En esta campaña ha mantenido el pulso de las grandes multitudes. A ellas les gritó su ya eterno «fight, fight, fight» cuando le dispararon. Pero ha introducido otros formatos. Harto de la hostilidad de las televisiones y aconsejado por su hijo Barron, Trump ha visitado los pódcast. Allí ha podido contactar con millones de personas y dar una imagen distinta, matizada. Su entrevista con Joe Rogan acumulaba solo en Youtube más de 34 millones de visitas, y en ella Trump da un tono que ya había mostrado con gente como Andrew Schulz. Distancias cortas, pero no las de los comisariales interrogatorios televisivos. Su voz esta vez era más suave, serena, su modulación más cercana y empática. Se interesaba por el entrevistador y relataba sus anécdotas con autenticidad. No es casualidad que fuera entre humoristas. Trump se ha abierto, ha sido más él con los comedians.
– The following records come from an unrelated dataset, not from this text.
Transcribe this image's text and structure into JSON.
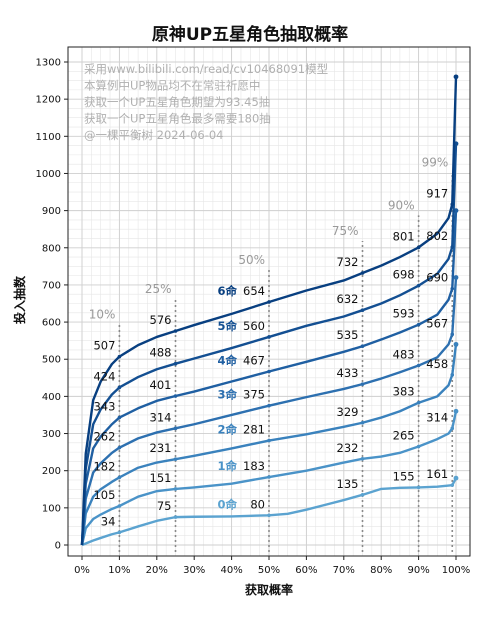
{
  "chart_data": {
    "type": "line",
    "title": "原神UP五星角色抽取概率",
    "xlabel": "获取概率",
    "ylabel": "投入抽数",
    "xlim": [
      0,
      100
    ],
    "ylim": [
      0,
      1300
    ],
    "x_ticks": [
      "0%",
      "10%",
      "20%",
      "30%",
      "40%",
      "50%",
      "60%",
      "70%",
      "80%",
      "90%",
      "100%"
    ],
    "y_ticks": [
      0,
      100,
      200,
      300,
      400,
      500,
      600,
      700,
      800,
      900,
      1000,
      1100,
      1200,
      1300
    ],
    "grid": true,
    "notes": [
      "采用www.bilibili.com/read/cv10468091模型",
      "本算例中UP物品均不在常驻祈愿中",
      "获取一个UP五星角色期望为93.45抽",
      "获取一个UP五星角色最多需要180抽",
      "@一棵平衡树 2024-06-04"
    ],
    "markers": [
      {
        "x": 10,
        "label": "10%"
      },
      {
        "x": 25,
        "label": "25%"
      },
      {
        "x": 50,
        "label": "50%"
      },
      {
        "x": 75,
        "label": "75%"
      },
      {
        "x": 90,
        "label": "90%"
      },
      {
        "x": 99,
        "label": "99%"
      }
    ],
    "series": [
      {
        "name": "0命",
        "color": "#5ba3d0",
        "max": 180,
        "x": [
          0,
          1,
          3,
          5,
          8,
          10,
          15,
          20,
          25,
          30,
          40,
          50,
          55,
          60,
          65,
          70,
          75,
          80,
          85,
          90,
          95,
          99,
          100
        ],
        "y": [
          0,
          4,
          12,
          19,
          29,
          34,
          50,
          65,
          75,
          76,
          77,
          80,
          84,
          95,
          108,
          121,
          135,
          151,
          154,
          155,
          157,
          161,
          180
        ],
        "labels": [
          {
            "x": 10,
            "y": 34
          },
          {
            "x": 25,
            "y": 75
          },
          {
            "x": 50,
            "y": 80
          },
          {
            "x": 75,
            "y": 135
          },
          {
            "x": 90,
            "y": 155
          },
          {
            "x": 99,
            "y": 161
          }
        ]
      },
      {
        "name": "1命",
        "color": "#4a93c8",
        "max": 360,
        "x": [
          0,
          1,
          3,
          5,
          8,
          10,
          15,
          20,
          25,
          30,
          40,
          50,
          60,
          70,
          75,
          80,
          85,
          90,
          95,
          98,
          99,
          100
        ],
        "y": [
          0,
          45,
          70,
          82,
          97,
          105,
          130,
          145,
          151,
          155,
          165,
          183,
          200,
          222,
          232,
          238,
          248,
          265,
          285,
          300,
          314,
          360
        ],
        "labels": [
          {
            "x": 10,
            "y": 105
          },
          {
            "x": 25,
            "y": 151
          },
          {
            "x": 50,
            "y": 183
          },
          {
            "x": 75,
            "y": 232
          },
          {
            "x": 90,
            "y": 265
          },
          {
            "x": 99,
            "y": 314
          }
        ]
      },
      {
        "name": "2命",
        "color": "#3a82bd",
        "max": 540,
        "x": [
          0,
          1,
          3,
          5,
          8,
          10,
          15,
          20,
          25,
          30,
          40,
          50,
          60,
          70,
          75,
          80,
          85,
          90,
          95,
          98,
          99,
          100
        ],
        "y": [
          0,
          85,
          130,
          150,
          170,
          182,
          208,
          222,
          231,
          240,
          260,
          281,
          298,
          318,
          329,
          343,
          360,
          383,
          400,
          430,
          458,
          540
        ],
        "labels": [
          {
            "x": 10,
            "y": 182
          },
          {
            "x": 25,
            "y": 231
          },
          {
            "x": 50,
            "y": 281
          },
          {
            "x": 75,
            "y": 329
          },
          {
            "x": 90,
            "y": 383
          },
          {
            "x": 99,
            "y": 458
          }
        ]
      },
      {
        "name": "3命",
        "color": "#2d70b0",
        "max": 720,
        "x": [
          0,
          1,
          3,
          5,
          8,
          10,
          15,
          20,
          25,
          30,
          40,
          50,
          60,
          70,
          75,
          80,
          85,
          90,
          95,
          98,
          99,
          100
        ],
        "y": [
          0,
          125,
          195,
          220,
          248,
          262,
          287,
          303,
          314,
          325,
          350,
          375,
          398,
          420,
          433,
          448,
          465,
          483,
          505,
          540,
          567,
          720
        ],
        "labels": [
          {
            "x": 10,
            "y": 262
          },
          {
            "x": 25,
            "y": 314
          },
          {
            "x": 50,
            "y": 375
          },
          {
            "x": 75,
            "y": 433
          },
          {
            "x": 90,
            "y": 483
          },
          {
            "x": 99,
            "y": 567
          }
        ]
      },
      {
        "name": "4命",
        "color": "#1f5fa2",
        "max": 900,
        "x": [
          0,
          1,
          3,
          5,
          8,
          10,
          15,
          20,
          25,
          30,
          40,
          50,
          60,
          70,
          75,
          80,
          85,
          90,
          95,
          98,
          99,
          100
        ],
        "y": [
          0,
          165,
          260,
          292,
          325,
          343,
          368,
          388,
          401,
          413,
          440,
          467,
          493,
          520,
          535,
          553,
          572,
          593,
          620,
          660,
          690,
          900
        ],
        "labels": [
          {
            "x": 10,
            "y": 343
          },
          {
            "x": 25,
            "y": 401
          },
          {
            "x": 50,
            "y": 467
          },
          {
            "x": 75,
            "y": 535
          },
          {
            "x": 90,
            "y": 593
          },
          {
            "x": 99,
            "y": 690
          }
        ]
      },
      {
        "name": "5命",
        "color": "#134f92",
        "max": 1080,
        "x": [
          0,
          1,
          3,
          5,
          8,
          10,
          15,
          20,
          25,
          30,
          40,
          50,
          60,
          70,
          75,
          80,
          85,
          90,
          95,
          98,
          99,
          100
        ],
        "y": [
          0,
          205,
          325,
          365,
          405,
          424,
          452,
          473,
          488,
          502,
          530,
          560,
          590,
          615,
          632,
          650,
          672,
          698,
          730,
          770,
          802,
          1080
        ],
        "labels": [
          {
            "x": 10,
            "y": 424
          },
          {
            "x": 25,
            "y": 488
          },
          {
            "x": 50,
            "y": 560
          },
          {
            "x": 75,
            "y": 632
          },
          {
            "x": 90,
            "y": 698
          },
          {
            "x": 99,
            "y": 802
          }
        ]
      },
      {
        "name": "6命",
        "color": "#083f80",
        "max": 1260,
        "x": [
          0,
          1,
          3,
          5,
          8,
          10,
          15,
          20,
          25,
          30,
          40,
          50,
          60,
          70,
          75,
          80,
          85,
          90,
          95,
          98,
          99,
          100
        ],
        "y": [
          0,
          245,
          390,
          440,
          487,
          507,
          538,
          560,
          576,
          592,
          622,
          654,
          685,
          712,
          732,
          752,
          775,
          801,
          838,
          880,
          917,
          1260
        ],
        "labels": [
          {
            "x": 10,
            "y": 507
          },
          {
            "x": 25,
            "y": 576
          },
          {
            "x": 50,
            "y": 654
          },
          {
            "x": 75,
            "y": 732
          },
          {
            "x": 90,
            "y": 801
          },
          {
            "x": 99,
            "y": 917
          }
        ]
      }
    ]
  }
}
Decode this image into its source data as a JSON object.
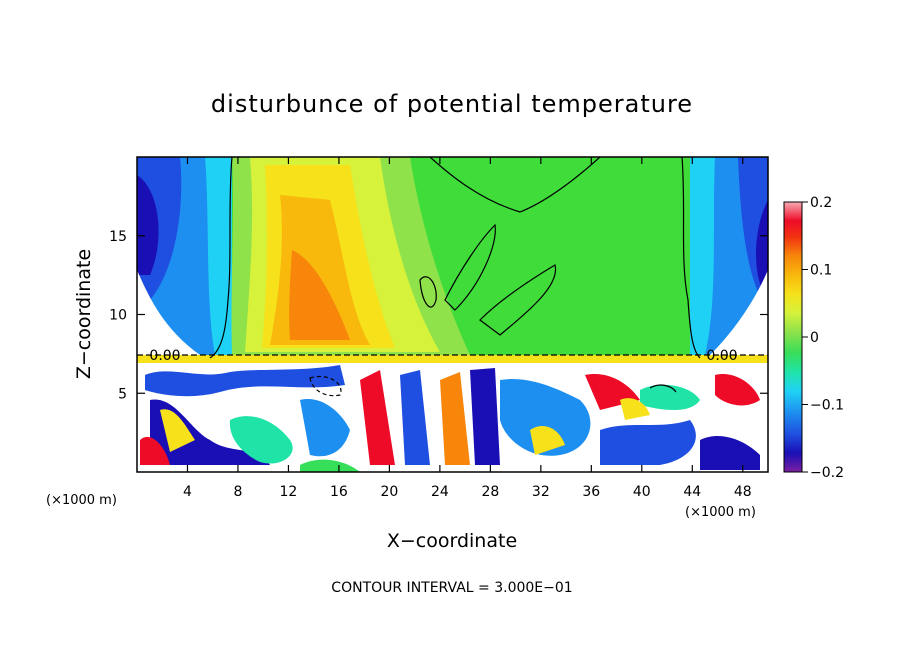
{
  "chart_data": {
    "type": "heatmap",
    "title": "disturbunce of potential temperature",
    "xlabel": "X−coordinate",
    "ylabel": "Z−coordinate",
    "x_unit_left": "(×1000 m)",
    "x_unit_right": "(×1000 m)",
    "x_ticks": [
      "4",
      "8",
      "12",
      "16",
      "20",
      "24",
      "28",
      "32",
      "36",
      "40",
      "44",
      "48"
    ],
    "y_ticks": [
      "5",
      "10",
      "15"
    ],
    "xlim": [
      0,
      50
    ],
    "ylim": [
      0,
      20
    ],
    "colorbar_ticks": [
      "0.2",
      "0.1",
      "0",
      "−0.1",
      "−0.2"
    ],
    "colorbar_range": [
      -0.2,
      0.2
    ],
    "contour_note": "CONTOUR INTERVAL = 3.000E−01",
    "contour_zero_label": "0.00",
    "colormap": [
      "#7b1fa2",
      "#1a0fb5",
      "#1f4fe0",
      "#1d8ff0",
      "#1fd2f5",
      "#20e3a8",
      "#37de5a",
      "#8fe24a",
      "#d6f23a",
      "#f6e11a",
      "#f8b80c",
      "#f7860b",
      "#f2330f",
      "#ee0b28",
      "#f3607c",
      "#f6aab3"
    ]
  }
}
Contó cosas de su vida estos años. Por ejemplo, su fascinación al descubrir la habitación de Lincoln en la Casa Blanca, confesó que como presidente sus dos ocupaciones fueron dirigir el país y sobrevivir, y no por ese orden necesariamente; y reconoció el error de confiar en gente que no conocía, aunque para añadir después, como si le viera lo bueno a las criaturas del «pantano» washingtoniano, que en situaciones así los políticos profesionales son preferibles como opción porque no dan sorpresas, de tan escrutadas que están sus vidas.
La conversación es una delicia de tres horas. Tres horas sin parar un instante. El Trump de los pódcast es la última sorpresa y coincide con el giro entrañable que su figura ha ido dando en 2024. Las balas y los pódcast nos han dado una medida más completa del hombre.
Curiosamente, ha sido en los pódcast (el Trump lo-fi, el Trump unplugged) donde ha defendido su estilo retórico mitinero. Él hace, lo explicó, lo que llama the weave, tejer, el tejido, hilar un tejido narrativo en el que maneja varias cosas a la vez. Cuando dice «weave» hace el gesto de moldear algo con las manos, como un alfarero de historias. Se refiere Trump a sus digresiones. Gracias a ellas sus mítines son entretenidos monólogos cómico-políticos, shows que mueven miles y miles de personas donde la resistencia patriótica se hace festiva, divertida, popular. A Rogan, por ejemplo, le contó de repente el aterrizaje completamente a oscuras del Air Force en Irak o un sitio así, con «los mejores pilotos, los más guapos. Más guapos que Tom Cruise, incluso más altos. Especímenes perfectos». El machista-racista-fascista-homófobo Trump siempre ha sido alguien cotilla y kitsch que podías imaginar en un corrillo de señoras o bromeando con unos amigos gais. Hace muy poco, en otra de sus desvíos narrativos, pasó varios minutos hablando del legendario golfista Arnold Palmer, del que acabó elogiando el también legendario tamaño de su palo no precisamente de golf.
Esto del weave tampoco es casual. Ha sido habitual que el NYT publicara cosas sobre su estado mental, y últimamente hablaban de un declive cognitivo de Trump. Lo dicen los mismos que no reparaban en la calamidad neuromotriz de Biden. «Dicen que divago –se defiende Trump– pero cuando yo dejo un asunto para hablar de otra cosa, luego retorno a él. Mi weave es genius«.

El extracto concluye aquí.